Senior investigative journalist with the Seven Network, Bryan Seymour, whose reports triggered the Senate inquiry, said documents obtained under Freedom of Information revealed 282 security incidents and breaches at Australian airports between January 2012 and April 2014.
These included weapons, such as knives, blades, tasers, guns, ammunition and box cutters in secure areas and on planes.
Mr Seymour told The New Daily his investigations revealed numerous breaches of airside and secure areas by unauthorised people. The situation remained dire, with recent investigations showing hundreds of sharp weapons and instruments being seized, including 83 “credit card knives”.

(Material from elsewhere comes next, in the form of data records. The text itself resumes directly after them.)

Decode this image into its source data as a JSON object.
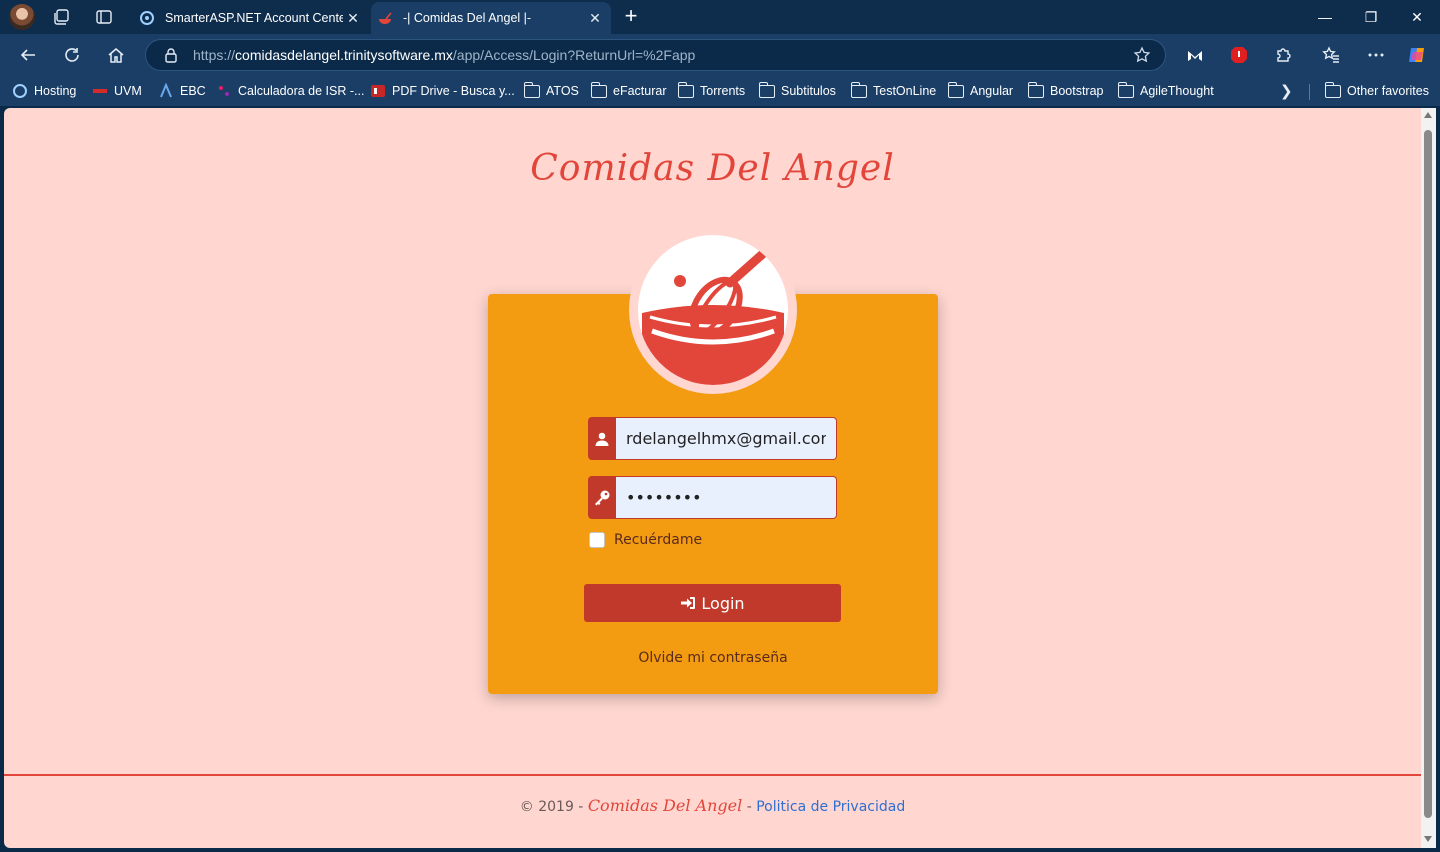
{
  "browser": {
    "tabs": [
      {
        "title": "SmarterASP.NET Account Center",
        "active": false
      },
      {
        "title": "-| Comidas Del Angel |-",
        "active": true
      }
    ],
    "address": {
      "url_prefix": "https://",
      "url_domain": "comidasdelangel.trinitysoftware.mx",
      "url_path": "/app/Access/Login?ReturnUrl=%2Fapp"
    },
    "bookmarks": [
      {
        "label": "Hosting",
        "icon": "hosting-icon"
      },
      {
        "label": "UVM",
        "icon": "uvm-icon"
      },
      {
        "label": "EBC",
        "icon": "ebc-icon"
      },
      {
        "label": "Calculadora de ISR -...",
        "icon": "calc-icon"
      },
      {
        "label": "PDF Drive - Busca y...",
        "icon": "pdf-icon"
      },
      {
        "label": "ATOS",
        "icon": "folder-icon"
      },
      {
        "label": "eFacturar",
        "icon": "folder-icon"
      },
      {
        "label": "Torrents",
        "icon": "folder-icon"
      },
      {
        "label": "Subtitulos",
        "icon": "folder-icon"
      },
      {
        "label": "TestOnLine",
        "icon": "folder-icon"
      },
      {
        "label": "Angular",
        "icon": "folder-icon"
      },
      {
        "label": "Bootstrap",
        "icon": "folder-icon"
      },
      {
        "label": "AgileThought",
        "icon": "folder-icon"
      }
    ],
    "other_favorites": "Other favorites"
  },
  "page": {
    "brand_title": "Comidas Del Angel",
    "login": {
      "username_value": "rdelangelhmx@gmail.com",
      "password_value": "••••••••",
      "remember_label": "Recuérdame",
      "remember_checked": false,
      "login_label": "Login",
      "forgot_label": "Olvide mi contraseña"
    },
    "footer": {
      "copyright": "© 2019 -",
      "brand": "Comidas Del Angel",
      "separator": "-",
      "privacy_link": "Politica de Privacidad"
    }
  },
  "colors": {
    "page_bg": "#ffd6d0",
    "card_bg": "#f39c12",
    "accent_red": "#c0392b",
    "brand_red": "#e2463b",
    "link_blue": "#2f6fd1"
  }
}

“These are lethal illegal concealed weapons,” he said. “Our airports should and can be more secure. There is a lot more that could be done.”
Scandalous delays
National Secretary of the TWU Tony Sheldon told The New Daily: “Our members are reporting that workers are accessing secure airside areas, in some cases using only library ID and photocopies of driver’s licences, where food and drink containers bound for aircraft are stored.
“There is clearly a problem.
A former senior security advisor to the federal government, Mike Roach, told The New Daily the two-year delay in delivering the Senate inquiry findings was scandalous.
“The government is delaying on enhancing the safety of people using airports,” he said. “The bottom line is nothing has happened, and nothing will happen until something goes bang in the night. There has been continued inaction.”
Director of Homeland Security Asia/Pacific Roger Henning told The New Daily his organisation had been up against “stiff, concerted opposition” in their attempts to change the security culture at Australian airports.
“There has been no government or industry action since 2010,” he said. “The revelations by Bryan Seymour of the Seven Network were ignored by the government, despite triggering a Senate inquiry.
“They should have been a wake-up call.
“The government has reneged on its duty of care obligations to this day; leaving millions of airline passengers at risk this Christmas peak season.”
Senator Nick Xenophon, who initiated the inquiry, told The New Daily it had received highly controversial evidence: “I hope valuable lessons have been learnt.”